Тем не менее во мне росло беспокойство по поводу моих обязательств перед мадам А. Я оставался довольно уверенным в себе во время большинства моих визитов к частным коллекционерам, даже в Италии, но меня принимали за потенциального покупателя, и мне не составляло особо труда скрывать, что явился я к ним сугубо за возвышением духа. Но случай с мадам А. – принципиально иной, и, возможно, мне придется раскрыть ей куда больше о себе; подобрать в неродном французском языке слова, описывающие опыт, весьма далекий от обыденного. Вероятнее всего, окажется, что она немощна и несговорчива. Стоял сентябрь, и я сидел на скамье перед «Битвой за тело Патрокла» в сводчатой студии – совсем один, если забыть про администратора, что-то бормотавшего себе под нос за стойкой. Вечер мягко подкрадывался все ближе, и вот многоголосый хор часов объявил, что мое свидание уже скоро состоится.
Сила окутывавшего музей Вирца одиночества задержала меня дольше, чем следовало. Я обнаружил, что недооценил расстояние до дома на бульваре Ватерлоо, где жила мадам А. Улицы, по которым я шел, радовали глаз умиротворенной, ненавязчивой красотой – тихие, пропорционально выстроенные, купающиеся в тепле, явно за свою историю повидавшие многое. Во всем Брюсселе не было другого столь приглянувшегося мне района. Мне нравились большие отверстые окна, занимавшие так много места на каждом фасаде и так не похожие на английские щели, – подумалось даже, что в таком окружении я с радостью провел бы остаток жизни. Никто никогда по-настоящему не сомневается в том, что сильное чувство, нахлынувшее в один момент, будь оно хорошее или плохое, таким и останется на веки вечные. Даже если чувство хорошее – никто не задумывается, сохранятся ли условия и обстоятельства, которые делают его таким. Так или иначе, прогулка по столь красивым улочкам успокоила меня. Но так всегда – когда до неизбежного остается один шаг, я вдруг отбрасываю все тревоги.

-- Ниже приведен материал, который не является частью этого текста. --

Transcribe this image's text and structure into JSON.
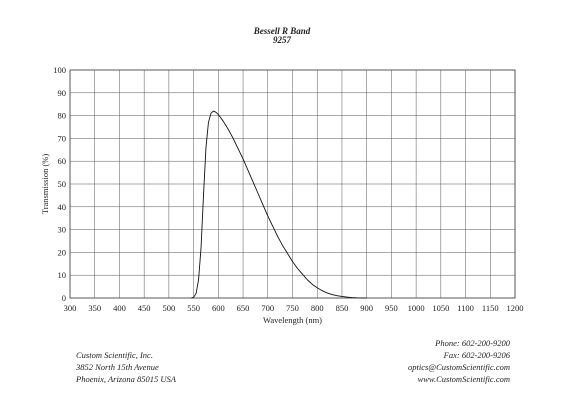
{
  "chart_data": {
    "type": "line",
    "title": "Bessell R Band",
    "subtitle": "9257",
    "xlabel": "Wavelength (nm)",
    "ylabel": "Transmission (%)",
    "xlim": [
      300,
      1200
    ],
    "ylim": [
      0,
      100
    ],
    "xticks": [
      300,
      350,
      400,
      450,
      500,
      550,
      600,
      650,
      700,
      750,
      800,
      850,
      900,
      950,
      1000,
      1050,
      1100,
      1150,
      1200
    ],
    "yticks": [
      0,
      10,
      20,
      30,
      40,
      50,
      60,
      70,
      80,
      90,
      100
    ],
    "grid": true,
    "series": [
      {
        "x": [
          545,
          550,
          555,
          560,
          565,
          570,
          575,
          580,
          585,
          590,
          595,
          600,
          610,
          620,
          630,
          640,
          650,
          660,
          670,
          680,
          690,
          700,
          710,
          720,
          730,
          740,
          750,
          760,
          770,
          780,
          790,
          800,
          810,
          820,
          830,
          840,
          850,
          860,
          870,
          880,
          890,
          900
        ],
        "y": [
          0,
          0.3,
          2,
          8,
          22,
          45,
          66,
          77,
          81,
          82,
          81.5,
          80.5,
          77.5,
          74,
          70,
          65.5,
          61,
          56,
          51,
          46,
          41,
          36,
          31.5,
          27,
          23,
          19.5,
          16,
          13,
          10.5,
          8,
          6,
          4.5,
          3.2,
          2.2,
          1.5,
          1,
          0.7,
          0.4,
          0.2,
          0.1,
          0.05,
          0
        ]
      }
    ]
  },
  "footer": {
    "left": [
      "Custom Scientific, Inc.",
      "3852 North 15th Avenue",
      "Phoenix, Arizona 85015 USA"
    ],
    "right": [
      "Phone:  602-200-9200",
      "Fax:  602-200-9206",
      "optics@CustomScientific.com",
      "www.CustomScientific.com"
    ]
  }
}
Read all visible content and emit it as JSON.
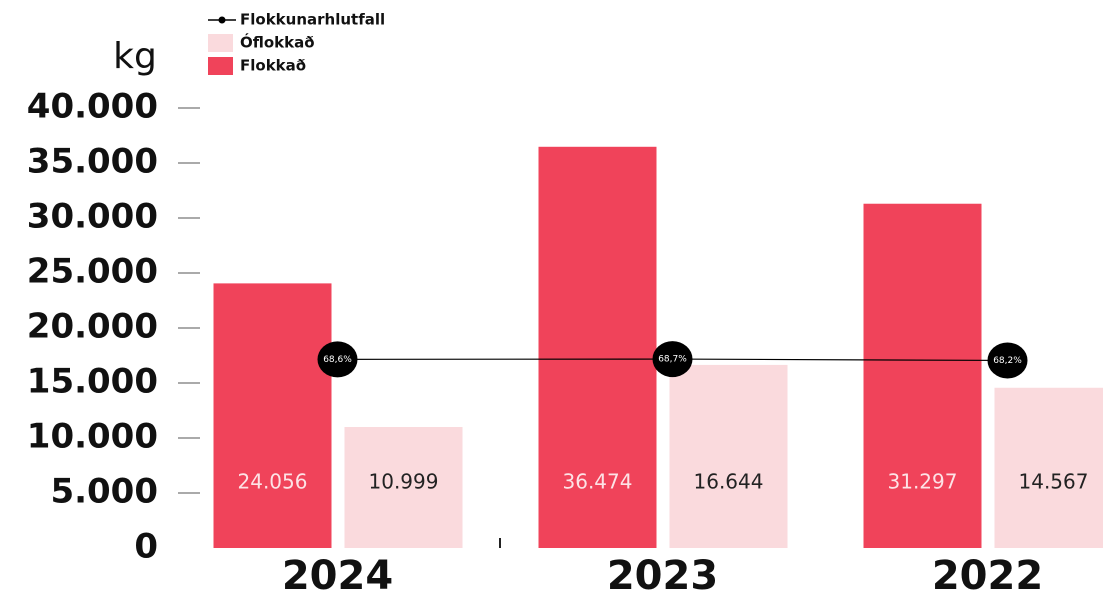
{
  "chart_data": {
    "type": "bar",
    "y_label": "kg",
    "categories": [
      "2024",
      "2023",
      "2022"
    ],
    "series": [
      {
        "name": "Flokkað",
        "color": "#f0435a",
        "values": [
          24056,
          36474,
          31297
        ],
        "value_labels": [
          "24.056",
          "36.474",
          "31.297"
        ]
      },
      {
        "name": "Óflokkað",
        "color": "#fadadd",
        "values": [
          10999,
          16644,
          14567
        ],
        "value_labels": [
          "10.999",
          "16.644",
          "14.567"
        ]
      },
      {
        "name": "Flokkunarhlutfall",
        "type": "line",
        "axis": "y2",
        "color": "#000000",
        "values": [
          68.6,
          68.7,
          68.2
        ],
        "value_labels": [
          "68,6%",
          "68,7%",
          "68,2%"
        ]
      }
    ],
    "ylim": [
      0,
      40000
    ],
    "yticks": [
      0,
      {
        "value": 5000,
        "label": "5.000"
      },
      {
        "value": 10000,
        "label": "10.000"
      },
      {
        "value": 15000,
        "label": "15.000"
      },
      {
        "value": 20000,
        "label": "20.000"
      },
      {
        "value": 25000,
        "label": "25.000"
      },
      {
        "value": 30000,
        "label": "30.000"
      },
      {
        "value": 35000,
        "label": "35.000"
      },
      {
        "value": 40000,
        "label": "40.000"
      }
    ],
    "y2lim": [
      0,
      160
    ],
    "legend": "top-left"
  }
}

Дом мадам А. был двухэтажным, белым и элегантным, с завитушками в стиле рококо, резко очерченными светом из веерного окошка над красивой входной дверью – достаточно широкой для дамы в кринолине и высокой настолько, что даже самый статный адмирал без труда прошел бы в нее. Такая дверь имела куда больше права зваться «дверью», чем те узкие вертикальные щели, сквозь которые в Англии маленькие людишки протискивались наружу, спеша на работу. Дома слева и справа повторяли стиль – с небольшими, но отмечающими индивидуальный подход вариациями. Я тихо порадовался тому, что родился в эпоху, когда такие дома все еще стоят крепко, и в них даже кто-то живет. Пока что все шло хорошо.
В верхнем окне горел золотистый свет. Я позвонил в звонок, рассчитывая, что мне отворит какой-нибудь слуга или родственник – подсознательно я представлял мадам А. чуть ли не прикованной к постели. Но когда дверь открылась, я почти сразу понял, что передо мной – сама мадам А. Она оказалась неожиданно маленькой женщиной – с телосложением едва ли не гнома, плотно сбитым, сконцентрированным. Из-за сумерек и тусклых фонарей на улице я, собственно, только силуэт и уловил – в холле дома свет не горел вовсе.
– Entrez[54]
, – произнесла мадам А. характерным хрипловатым голосом. – Entrez, мсье. Fermez la porte, s’il vous plaît[55]. – Что-то в ее голосе было командирское, повелительное. Да, старческая хрипотца ослабляла его силу – но с ней она явно успела свыкнуться, а избрать для себя какую-то другую манеру общаться с человеческими существами не представляла возможным.Из холла вверх вела лестница без ковра – гораздо более широкая, чем в английских домах такого размера, с тяжелыми деревянными балюстрадами, едва различимыми в свете с верхней площадки.
– Suivez[56]
, мсье. – Сказав это, мадам А. принялась карабкаться наверх. Другого слова просто не подобрать – ее движения были довольно-таки проворны, но жутко неуклюжи, и из-за них она еще больше смахивала на гнома – хотя, полагаю, старость нередко уродует походку всех, кроме самых высоких, похожим образом. На глаз рост мадам А. не добирал даже до пяти футов.Светильник на лестничной площадке оказался подвешенным на толстой золотой цепи – плафоны в стиле модерн были отлиты из золотого стекла, старого и шероховатого, испещренного неровными малиновыми пятнами. Я последовал за мадам А. в комнату, что протянулась по всей «глубокой» части дома – с окнами на улицу в двух противолежащих концах. Стоя передо мной в большом дверном проеме, мадам А. казалась еще приземистее, чем ранее.